We can prove by following: consider each columns be at most $\gamma$ characters, then suppose $M$ has $\text{rank}(M)$, then take arbitrary $\text{rank}(M)$ columns, we can have at most $\gamma^{\text{rank}(M)}$ choices.

But the row limit is $u = 2^{\alpha v} \le \gamma^{\text{rank}(M)}$, or we cannot have each row distinct. Thus we have $\text{rank}(M) \ge \frac{\alpha v}{\log_2 \gamma}$.

We can construct similar $M$ with $M \in \mathbb{F}^{a^n \times k^\bot}$, where $a^n = 2^{n \log_2 a}$. Thus $r \ge \frac{\log_2 a}{\log_2 \gamma} \cdot n$, or $r = \Theta(n)$.

Thus, all the witness falls in $(\vec{V}, J)$ has probability $|\mathbb{F}|^{-\Theta(n^2)}$.

By union bound, we have the probability of a random $\langle H \rangle$ fails some test $(\vec{V}, J)$ is
$$|\mathbb{F}|^{\gamma n - \Theta(n^2)} \cdot 2^{h_2(\sigma) \cdot n} \cdot \binom{\gamma^{k^\bot}}{a^n} \le |\mathbb{F}|^{\gamma n - \Theta(n^2)} \cdot 2^{h_2(\sigma) \cdot n} \cdot \gamma^{k^\bot \cdot a^n}.$$
Another question arises, the probability looks large, how to narrow this down.

Recall that we choose $B$ with size $a^n$ from $V_{k + 1}\times \ldots\times V_{n}$. We are overcounting the witness, and we can set unique lexicographically smallest set $\hat{B} \subseteq B$ of $r$ linearly independent witnesses.

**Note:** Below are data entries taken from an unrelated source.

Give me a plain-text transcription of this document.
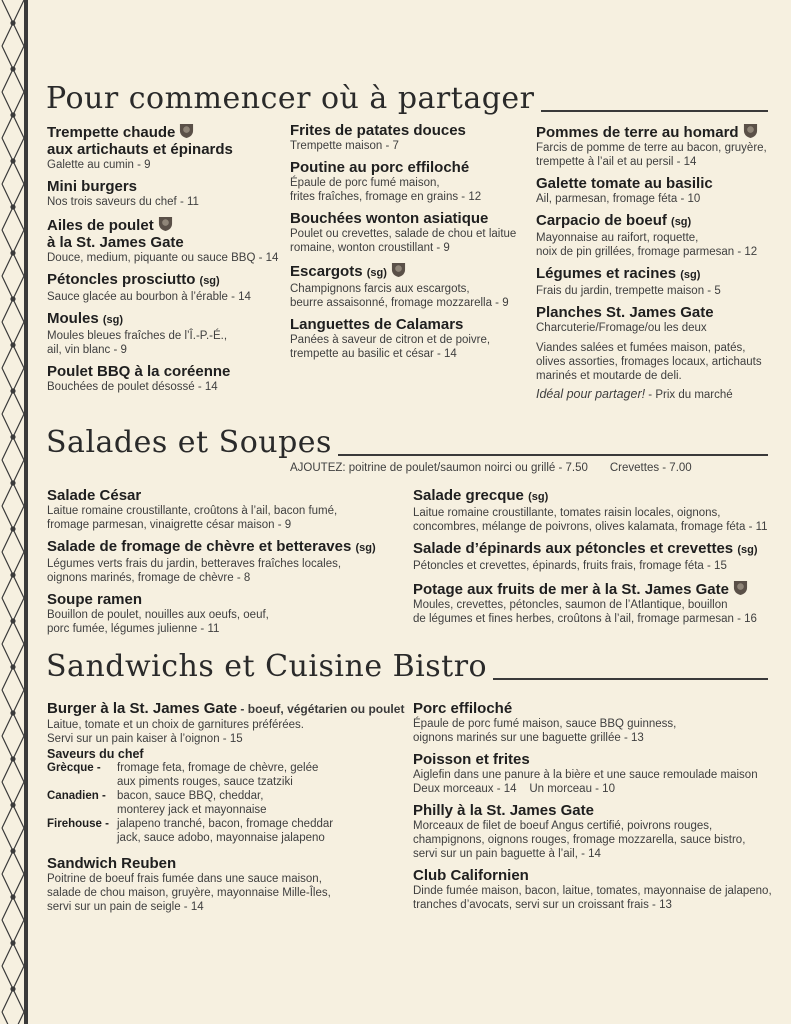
Pour commencer où à partager
Trempette chaude
aux artichauts et épinards
Galette au cumin - 9
Mini burgers
Nos trois saveurs du chef - 11
Ailes de poulet
à la St. James Gate
Douce, medium, piquante ou sauce BBQ - 14
Pétoncles prosciutto (sg)
Sauce glacée au bourbon à l’érable - 14
Moules (sg)
Moules bleues fraîches de l’Î.-P.-É.,
ail, vin blanc - 9
Poulet BBQ à la coréenne
Bouchées de poulet désossé - 14
Frites de patates douces
Trempette maison - 7
Poutine au porc effiloché
Épaule de porc fumé maison,
frites fraîches, fromage en grains - 12
Bouchées wonton asiatique
Poulet ou crevettes, salade de chou et laitue
romaine, wonton croustillant - 9
Escargots (sg)
Champignons farcis aux escargots,
beurre assaisonné, fromage mozzarella - 9
Languettes de Calamars
Panées à saveur de citron et de poivre,
trempette au basilic et césar - 14
Pommes de terre au homard
Farcis de pomme de terre au bacon, gruyère,
trempette à l’ail et au persil - 14
Galette tomate au basilic
Ail, parmesan, fromage féta - 10
Carpacio de boeuf (sg)
Mayonnaise au raifort, roquette,
noix de pin grillées, fromage parmesan - 12
Légumes et racines (sg)
Frais du jardin, trempette maison - 5
Planches St. James Gate
Charcuterie/Fromage/ou les deux
Viandes salées et fumées maison, patés,
olives assorties, fromages locaux, artichauts
marinés et moutarde de deli.
Idéal pour partager! - Prix du marché
Salades et Soupes
AJOUTEZ: poitrine de poulet/saumon noirci ou grillé - 7.50 Crevettes - 7.00
Salade César
Laitue romaine croustillante, croûtons à l’ail, bacon fumé,
fromage parmesan, vinaigrette césar maison - 9
Salade de fromage de chèvre et betteraves (sg)
Légumes verts frais du jardin, betteraves fraîches locales,
oignons marinés, fromage de chèvre - 8
Soupe ramen
Bouillon de poulet, nouilles aux oeufs, oeuf,
porc fumée, légumes julienne - 11
Salade grecque (sg)
Laitue romaine croustillante, tomates raisin locales, oignons,
concombres, mélange de poivrons, olives kalamata, fromage féta - 11
Salade d’épinards aux pétoncles et crevettes (sg)
Pétoncles et crevettes, épinards, fruits frais, fromage féta - 15
Potage aux fruits de mer à la St. James Gate
Moules, crevettes, pétoncles, saumon de l’Atlantique, bouillon
de légumes et fines herbes, croûtons à l’ail, fromage parmesan - 16
Sandwichs et Cuisine Bistro
Burger à la St. James Gate - boeuf, végétarien ou poulet
Laitue, tomate et un choix de garnitures préférées.
Servi sur un pain kaiser à l’oignon - 15
Saveurs du chef
Grècque -	fromage feta, fromage de chèvre, gelée
aux piments rouges, sauce tzatziki
Canadien - bacon, sauce BBQ, cheddar,
monterey jack et mayonnaise
Firehouse - jalapeno tranché, bacon, fromage cheddar
jack, sauce adobo, mayonnaise jalapeno
Sandwich Reuben
Poitrine de boeuf frais fumée dans une sauce maison,
salade de chou maison, gruyère, mayonnaise Mille-Îles,
servi sur un pain de seigle - 14
Porc effiloché
Épaule de porc fumé maison, sauce BBQ guinness,
oignons marinés sur une baguette grillée - 13
Poisson et frites
Aiglefin dans une panure à la bière et une sauce remoulade maison
Deux morceaux - 14    Un morceau - 10
Philly à la St. James Gate
Morceaux de filet de boeuf Angus certifié, poivrons rouges,
champignons, oignons rouges, fromage mozzarella, sauce bistro,
servi sur un pain baguette à l’ail, - 14
Club Californien
Dinde fumée maison, bacon, laitue, tomates, mayonnaise de jalapeno,
tranches d’avocats, servi sur un croissant frais - 13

Thus the union bound change to
\begin{aligned} |\mathbb{F}|^{\gamma n} \cdot 2^{h_2(\sigma) \cdot n} \cdot \binom{\gamma^{k^\bot}}{r} \cdot \left[ \left( \frac{\gamma}{|\mathbb{F}|}\right)^{(1-\sigma) n - k^\bot}\right]^r &\le |\mathbb{F}|^{\gamma n} \cdot 2^{h_2(\sigma) \cdot n} \cdot \gamma^{k^\bot \cdot r} \cdot \left[ \left( \frac{\gamma}{|\mathbb{F}|}\right)^{(1-\sigma) n - k^\bot}\right]^r\newline &= |\mathbb{F}|^{\gamma n} \cdot 2^{h_2(\sigma) \cdot n} \cdot \left( \frac{\gamma^{(1-\sigma)n}}{|\mathbb{F}|^{(1-\sigma) n - k^\bot}}\right)^r \end{aligned}
Recall the previous setting: $k / n \in (\sigma, 1)$ and $\lim_{\lambda \to \infty} n / \lambda \in (0,1)$. The probability of second failure ($\langle H \rangle$ fails the test) is $\exp(-\Omega (\lambda))$.